Greg Kroah-Hartman, the stable Linux kernel maintainer, could have prefaced his Open Source Summit Europe keynote speech, MDS, Fallout, Zombieland, and Linux, by paraphrasing Winston Churchill: I have nothing to offer but blood sweat and tears for dealing with Intel CPU's security problems.
Or as a Chinese developer told him recently about these problems: "This is a sad talk." The sadness is that the same Intel CPU speculative execution problems, which led to Meltdown and Spectre security issues, are alive and well and causing more trouble.
The problem with how Intel designed speculative execution is that, while anticipating the next action for the CPU to take does indeed speed things up, it also exposes data along the way. That's bad enough on your own server, but when it breaks down the barriers between virtual machines (VM)s in cloud computing environments, it's a security nightmare.

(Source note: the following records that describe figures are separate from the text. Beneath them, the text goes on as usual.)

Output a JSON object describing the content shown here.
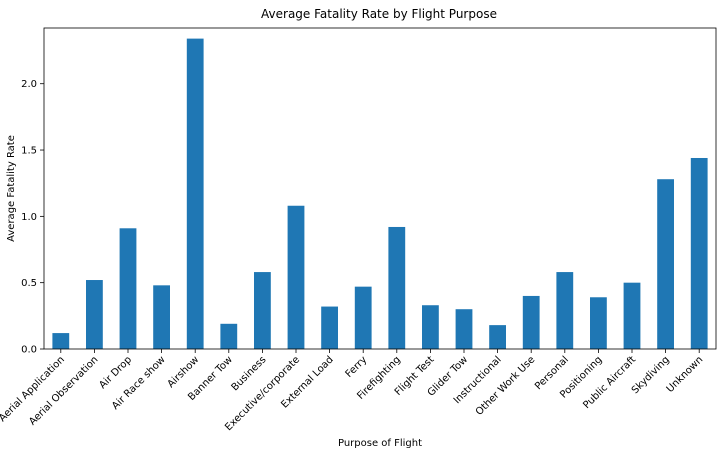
{
  "chart_data": {
    "type": "bar",
    "title": "Average Fatality Rate by Flight Purpose",
    "xlabel": "Purpose of Flight",
    "ylabel": "Average Fatality Rate",
    "ylim": [
      0,
      2.42
    ],
    "yticks": [
      "0.0",
      "0.5",
      "1.0",
      "1.5",
      "2.0"
    ],
    "grid": false,
    "bar_color": "#1f77b4",
    "categories": [
      "Aerial Application",
      "Aerial Observation",
      "Air Drop",
      "Air Race show",
      "Airshow",
      "Banner Tow",
      "Business",
      "Executive/corporate",
      "External Load",
      "Ferry",
      "Firefighting",
      "Flight Test",
      "Glider Tow",
      "Instructional",
      "Other Work Use",
      "Personal",
      "Positioning",
      "Public Aircraft",
      "Skydiving",
      "Unknown"
    ],
    "values": [
      0.12,
      0.52,
      0.91,
      0.48,
      2.34,
      0.19,
      0.58,
      1.08,
      0.32,
      0.47,
      0.92,
      0.33,
      0.3,
      0.18,
      0.4,
      0.58,
      0.39,
      0.5,
      1.28,
      1.44
    ]
  }
}
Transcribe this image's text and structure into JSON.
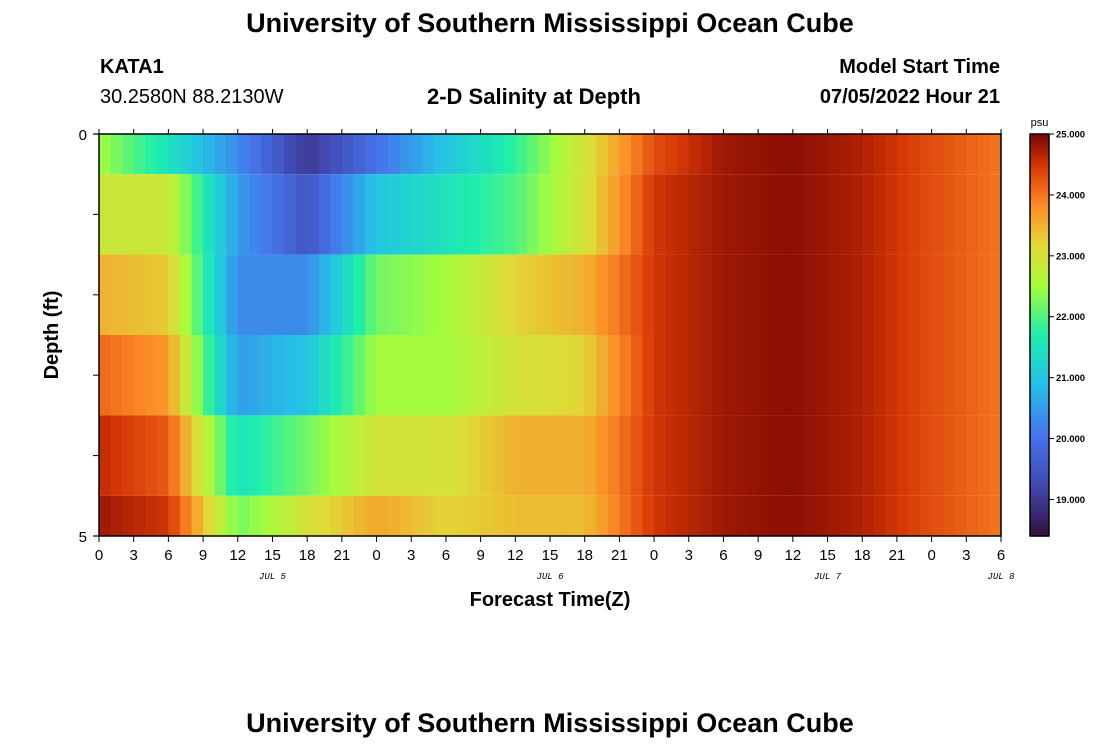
{
  "page": {
    "title": "University of Southern Mississippi Ocean Cube",
    "footer_title": "University of Southern Mississippi Ocean Cube"
  },
  "station": {
    "id": "KATA1",
    "coords": "30.2580N  88.2130W"
  },
  "model": {
    "start_label": "Model Start Time",
    "start_value": "07/05/2022 Hour 21"
  },
  "chart_data": {
    "type": "heatmap",
    "title": "2-D Salinity at Depth",
    "xlabel": "Forecast Time(Z)",
    "ylabel": "Depth (ft)",
    "unit": "psu",
    "ylim": [
      0,
      5
    ],
    "y_tick_labels": [
      "0",
      "5"
    ],
    "y_minor_ticks": [
      1,
      2,
      3,
      4
    ],
    "x_tick_labels": [
      "0",
      "3",
      "6",
      "9",
      "12",
      "15",
      "18",
      "21",
      "0",
      "3",
      "6",
      "9",
      "12",
      "15",
      "18",
      "21",
      "0",
      "3",
      "6",
      "9",
      "12",
      "15",
      "18",
      "21",
      "0",
      "3",
      "6"
    ],
    "date_labels": [
      "JUL 5",
      "JUL 6",
      "JUL 7",
      "JUL 8"
    ],
    "date_label_hours": [
      15,
      39,
      63,
      78
    ],
    "x_hours": [
      0,
      6,
      12,
      18,
      24,
      30,
      36,
      42,
      48,
      54,
      60,
      66,
      72,
      78
    ],
    "depth_bands": [
      [
        0,
        0.5
      ],
      [
        0.5,
        1.5
      ],
      [
        1.5,
        2.5
      ],
      [
        2.5,
        3.5
      ],
      [
        3.5,
        4.5
      ],
      [
        4.5,
        5
      ]
    ],
    "rows": [
      [
        22.5,
        21.5,
        20.3,
        19.0,
        20.0,
        21.0,
        21.8,
        23.0,
        24.3,
        24.8,
        24.9,
        24.7,
        24.3,
        24.0
      ],
      [
        22.9,
        22.9,
        20.5,
        19.5,
        21.0,
        21.5,
        22.0,
        23.0,
        24.5,
        24.8,
        24.9,
        24.7,
        24.3,
        24.0
      ],
      [
        23.5,
        23.3,
        20.3,
        20.3,
        22.2,
        22.5,
        23.2,
        23.5,
        24.5,
        24.8,
        24.9,
        24.7,
        24.3,
        24.0
      ],
      [
        24.1,
        23.7,
        20.5,
        21.0,
        22.5,
        22.5,
        23.0,
        23.2,
        24.5,
        24.8,
        24.9,
        24.7,
        24.3,
        24.0
      ],
      [
        24.6,
        24.2,
        21.5,
        22.2,
        23.0,
        23.0,
        23.5,
        23.5,
        24.5,
        24.8,
        24.9,
        24.7,
        24.3,
        24.0
      ],
      [
        24.8,
        24.5,
        22.2,
        23.0,
        23.6,
        23.2,
        23.4,
        23.4,
        24.5,
        24.8,
        24.9,
        24.7,
        24.3,
        24.0
      ]
    ],
    "colorbar": {
      "label": "psu",
      "range": [
        18.4,
        25.0
      ],
      "tick_labels": [
        "25.000",
        "24.000",
        "23.000",
        "22.000",
        "21.000",
        "20.000",
        "19.000"
      ],
      "tick_values": [
        25,
        24,
        23,
        22,
        21,
        20,
        19
      ]
    }
  }
}
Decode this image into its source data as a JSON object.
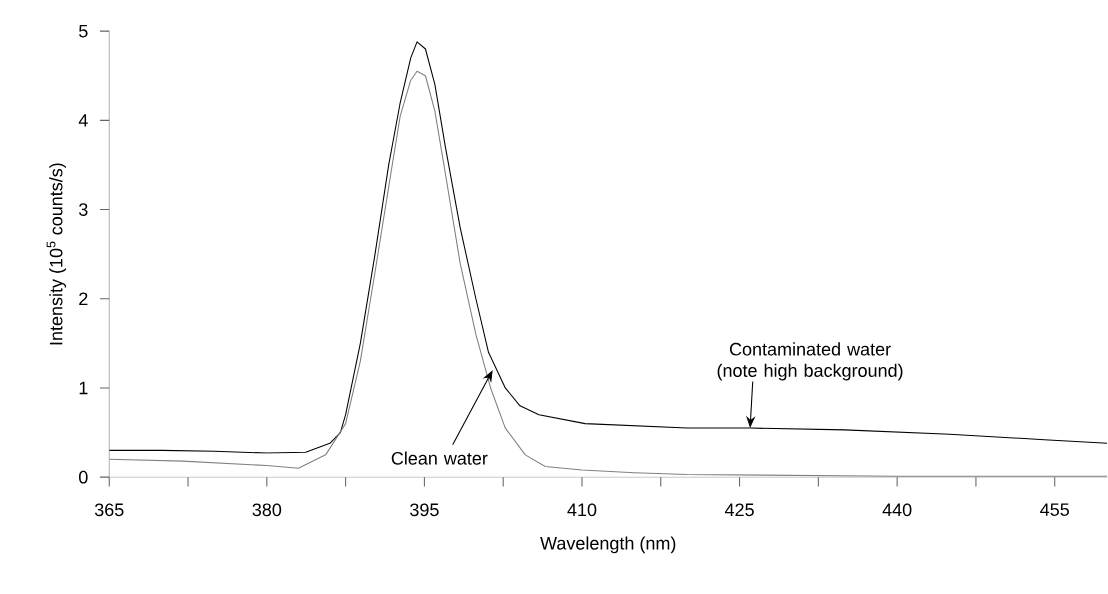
{
  "chart_data": {
    "type": "line",
    "xlabel": "Wavelength (nm)",
    "ylabel": "Intensity (10$^{5}$ counts/s)",
    "xlim": [
      365,
      460
    ],
    "xticks": [
      365,
      {
        "value": 372.5,
        "label": null
      },
      380,
      {
        "value": 387.5,
        "label": null
      },
      395,
      {
        "value": 402.5,
        "label": null
      },
      410,
      {
        "value": 417.5,
        "label": null
      },
      425,
      {
        "value": 432.5,
        "label": null
      },
      440,
      {
        "value": 447.5,
        "label": null
      },
      455
    ],
    "ylim": [
      0,
      5
    ],
    "yticks": [
      0,
      1,
      2,
      3,
      4,
      5
    ],
    "grid": false,
    "legend": false,
    "marker": "none",
    "line_style": "solid",
    "series": [
      {
        "color": "#000000",
        "x": [
          365,
          370,
          375,
          380,
          383.7,
          386,
          387,
          387.5,
          388.9,
          390.3,
          391.6,
          392.7,
          393.7,
          394.3,
          395.1,
          396.0,
          397.0,
          398.4,
          399.9,
          401.1,
          402.7,
          404.1,
          405.9,
          410.3,
          420,
          426,
          435,
          445,
          454,
          460
        ],
        "values": [
          0.3,
          0.3,
          0.29,
          0.27,
          0.28,
          0.38,
          0.5,
          0.7,
          1.5,
          2.5,
          3.5,
          4.2,
          4.7,
          4.88,
          4.8,
          4.4,
          3.7,
          2.8,
          2.0,
          1.4,
          1.0,
          0.8,
          0.7,
          0.6,
          0.55,
          0.55,
          0.53,
          0.48,
          0.42,
          0.38
        ]
      },
      {
        "color": "#808080",
        "x": [
          365,
          372,
          380,
          383,
          385.6,
          387.5,
          388.9,
          390.3,
          391.8,
          392.7,
          393.7,
          394.3,
          395.1,
          396.0,
          397.0,
          398.4,
          399.9,
          401.3,
          402.7,
          404.6,
          406.5,
          410,
          415,
          420,
          440,
          460
        ],
        "values": [
          0.2,
          0.18,
          0.13,
          0.1,
          0.25,
          0.6,
          1.3,
          2.3,
          3.4,
          4.05,
          4.45,
          4.55,
          4.5,
          4.1,
          3.4,
          2.4,
          1.6,
          1.0,
          0.55,
          0.25,
          0.12,
          0.08,
          0.05,
          0.03,
          0.01,
          0.01
        ]
      }
    ],
    "annotations": [
      {
        "text": "Clean water",
        "x": 401.5,
        "y": 1.2
      },
      {
        "text": "Contaminated water (note high background)",
        "x": 426,
        "y": 0.55
      }
    ]
  }
}
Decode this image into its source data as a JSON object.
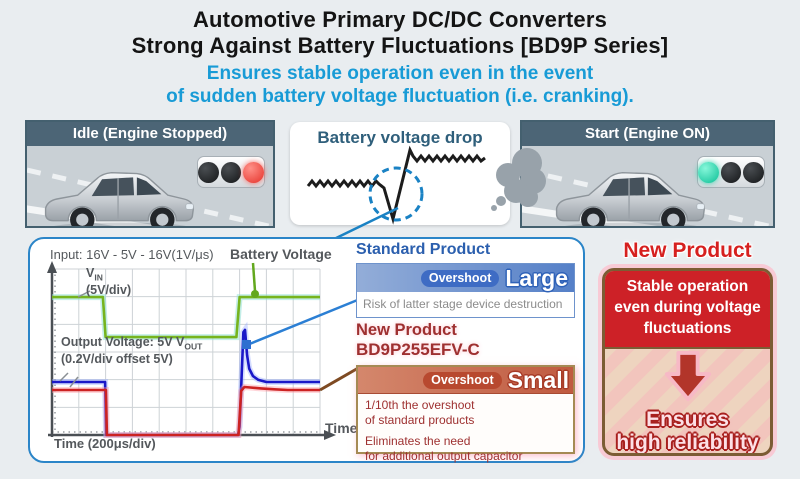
{
  "header": {
    "title_line1": "Automotive Primary DC/DC Converters",
    "title_line2": "Strong Against Battery Fluctuations [BD9P Series]",
    "subtitle_line1": "Ensures stable operation even in the event",
    "subtitle_line2": "of sudden battery voltage fluctuation (i.e. cranking)."
  },
  "scene": {
    "idle_panel": {
      "title": "Idle (Engine Stopped)",
      "traffic_light": "red"
    },
    "start_panel": {
      "title": "Start (Engine ON)",
      "traffic_light": "green"
    },
    "battery_drop_title": "Battery voltage drop"
  },
  "chart": {
    "input_label": "Input: 16V - 5V - 16V(1V/μs)",
    "battery_voltage_label": "Battery Voltage",
    "vin_v": "V",
    "vin_sub": "IN",
    "vin_div": "(5V/div)",
    "vout_prefix": "Output Voltage: 5V V",
    "vout_sub": "OUT",
    "vout_div": "(0.2V/div offset 5V)",
    "time_div_label": "Time (200μs/div)",
    "time_axis_label": "Time"
  },
  "standard_product": {
    "title": "Standard Product",
    "overshoot_label": "Overshoot",
    "overshoot_size": "Large",
    "description": "Risk of latter stage device destruction"
  },
  "new_product": {
    "title": "New Product",
    "part_number": "BD9P255EFV-C",
    "overshoot_label": "Overshoot",
    "overshoot_size": "Small",
    "benefit1_line1": "1/10th the overshoot",
    "benefit1_line2": "of standard products",
    "benefit2_line1": "Eliminates the need",
    "benefit2_line2": "for additional output capacitor"
  },
  "highlight": {
    "title": "New Product",
    "top_line1": "Stable operation",
    "top_line2": "even during voltage",
    "top_line3": "fluctuations",
    "bottom_line1": "Ensures",
    "bottom_line2": "high reliability"
  },
  "colors": {
    "subtitle_blue": "#189bd6",
    "panel_header": "#4c6576",
    "standard_blue": "#2b5fae",
    "new_product_red": "#9e3030",
    "highlight_red": "#cd2127",
    "chart_border_blue": "#2b85c8",
    "trace_green": "#76b41e",
    "trace_blue": "#1a18c8",
    "trace_red": "#cc2222"
  },
  "chart_data": {
    "type": "line",
    "title": "Input: 16V - 5V - 16V(1V/μs)",
    "xlabel": "Time",
    "x_axis": {
      "per_division": "200μs/div"
    },
    "y_axis": {
      "vin_scale": "5V/div",
      "vout_scale": "0.2V/div",
      "vout_offset": "5V"
    },
    "grid": true,
    "x_divisions": 10,
    "y_divisions": 6,
    "legend_position": "inline-callouts",
    "series": [
      {
        "name": "Battery Voltage (VIN)",
        "color": "#76b41e",
        "description": "Input steps 16V → 5V → 16V at 1V/μs",
        "points_pct": [
          [
            0,
            16.9
          ],
          [
            19,
            16.9
          ],
          [
            20,
            41
          ],
          [
            68.8,
            41
          ],
          [
            70,
            16.9
          ],
          [
            100,
            16.9
          ]
        ]
      },
      {
        "name": "Standard Product VOUT",
        "color": "#1a18c8",
        "description": "Large overshoot when input recovers",
        "points_pct": [
          [
            0,
            68.1
          ],
          [
            19.8,
            68.1
          ],
          [
            20.2,
            100
          ],
          [
            69.4,
            100
          ],
          [
            70.0,
            95
          ],
          [
            71.4,
            38
          ],
          [
            72.0,
            36.7
          ],
          [
            72.8,
            52
          ],
          [
            73.6,
            60
          ],
          [
            75,
            64.5
          ],
          [
            77,
            66.8
          ],
          [
            80,
            68.1
          ],
          [
            100,
            68.1
          ]
        ]
      },
      {
        "name": "New Product BD9P255EFV-C VOUT",
        "color": "#cc2222",
        "description": "Small overshoot, ~1/10th of standard products",
        "points_pct": [
          [
            0,
            72.9
          ],
          [
            20.1,
            72.9
          ],
          [
            20.5,
            100
          ],
          [
            69.6,
            100
          ],
          [
            70.6,
            73.5
          ],
          [
            71.8,
            71.1
          ],
          [
            74,
            71.4
          ],
          [
            78,
            71.9
          ],
          [
            83,
            72.5
          ],
          [
            88,
            72.9
          ],
          [
            100,
            72.9
          ]
        ]
      }
    ]
  }
}
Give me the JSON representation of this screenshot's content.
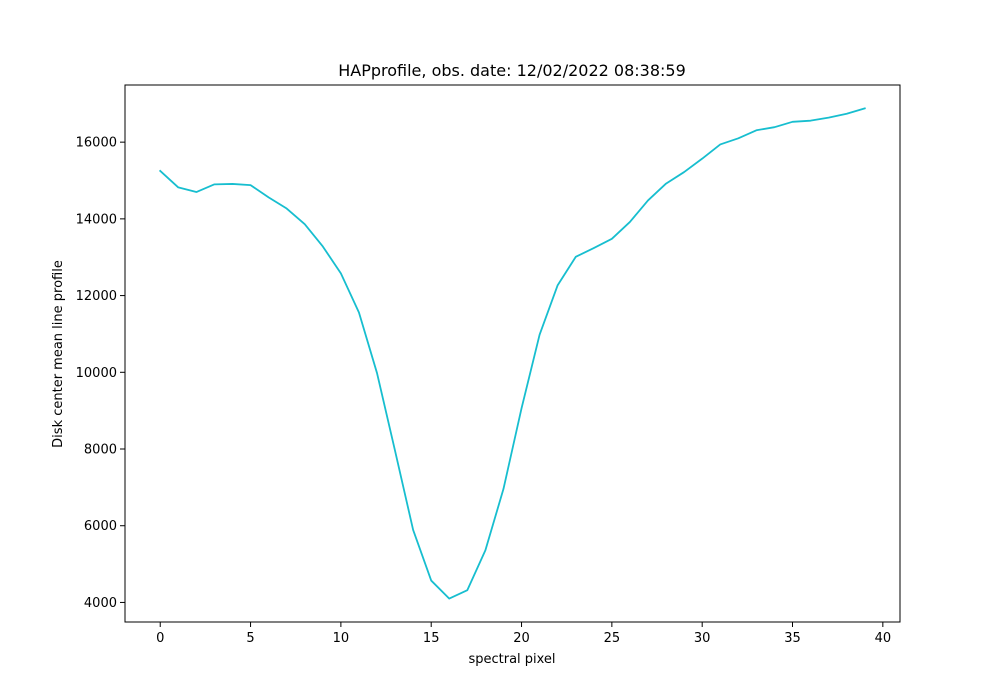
{
  "chart_data": {
    "type": "line",
    "title": "HAPprofile, obs. date: 12/02/2022 08:38:59",
    "xlabel": "spectral pixel",
    "ylabel": "Disk center mean line profile",
    "xlim": [
      -1.95,
      40.95
    ],
    "ylim": [
      3490,
      17490
    ],
    "x_ticks": [
      0,
      5,
      10,
      15,
      20,
      25,
      30,
      35,
      40
    ],
    "y_ticks": [
      4000,
      6000,
      8000,
      10000,
      12000,
      14000,
      16000
    ],
    "grid": false,
    "legend": "none",
    "line_color": "#17becf",
    "series": [
      {
        "x": [
          0,
          1,
          2,
          3,
          4,
          5,
          6,
          7,
          8,
          9,
          10,
          11,
          12,
          13,
          14,
          15,
          16,
          17,
          18,
          19,
          20,
          21,
          22,
          23,
          24,
          25,
          26,
          27,
          28,
          29,
          30,
          31,
          32,
          33,
          34,
          35,
          36,
          37,
          38,
          39
        ],
        "values": [
          15250,
          14820,
          14700,
          14900,
          14910,
          14880,
          14560,
          14270,
          13860,
          13280,
          12580,
          11560,
          9980,
          7950,
          5890,
          4570,
          4100,
          4320,
          5360,
          6960,
          9060,
          10980,
          12270,
          13010,
          13240,
          13480,
          13920,
          14480,
          14920,
          15220,
          15570,
          15940,
          16100,
          16310,
          16390,
          16530,
          16560,
          16640,
          16740,
          16880
        ]
      }
    ]
  }
}
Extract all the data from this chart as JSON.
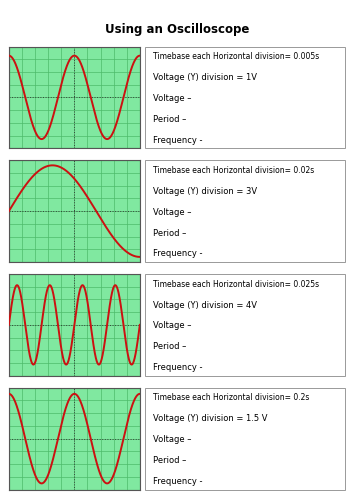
{
  "title": "Using an Oscilloscope",
  "panels": [
    {
      "timebase": "Timebase each Horizontal division= 0.005s",
      "voltage_div": "Voltage (Y) division = 1V",
      "sine_cycles": 2.0,
      "sine_amplitude": 0.82,
      "sine_phase": 1.57
    },
    {
      "timebase": "Timebase each Horizontal division= 0.02s",
      "voltage_div": "Voltage (Y) division = 3V",
      "sine_cycles": 0.75,
      "sine_amplitude": 0.9,
      "sine_phase": 0.0
    },
    {
      "timebase": "Timebase each Horizontal division= 0.025s",
      "voltage_div": "Voltage (Y) division = 4V",
      "sine_cycles": 4.0,
      "sine_amplitude": 0.78,
      "sine_phase": 0.0
    },
    {
      "timebase": "Timebase each Horizontal division= 0.2s",
      "voltage_div": "Voltage (Y) division = 1.5 V",
      "sine_cycles": 2.0,
      "sine_amplitude": 0.88,
      "sine_phase": 1.57
    }
  ],
  "grid_color": "#4dbb6a",
  "grid_bg": "#80e8a0",
  "sine_color": "#cc1111",
  "grid_cols": 10,
  "grid_rows": 8,
  "label_lines": [
    "Voltage –",
    "Period –",
    "Frequency -"
  ]
}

(Score: 1, Interesting) by Anonymous Coward on Wednesday October 30 2019, @07:38PM (1 child)
Virtual Machines didn't sell enough CPUs. Now everyone will need actual machines each with their own CPU!
(Score: 0) by Anonymous Coward on Wednesday October 30 2019, @08:15PM
Rumor has it that a lot of companies are pissed off at Intel, expect more problems, and no gesture is going to prevent them from switching to AMD. Companies that were thinking about switching to AMD in the future accelerated their plans by years.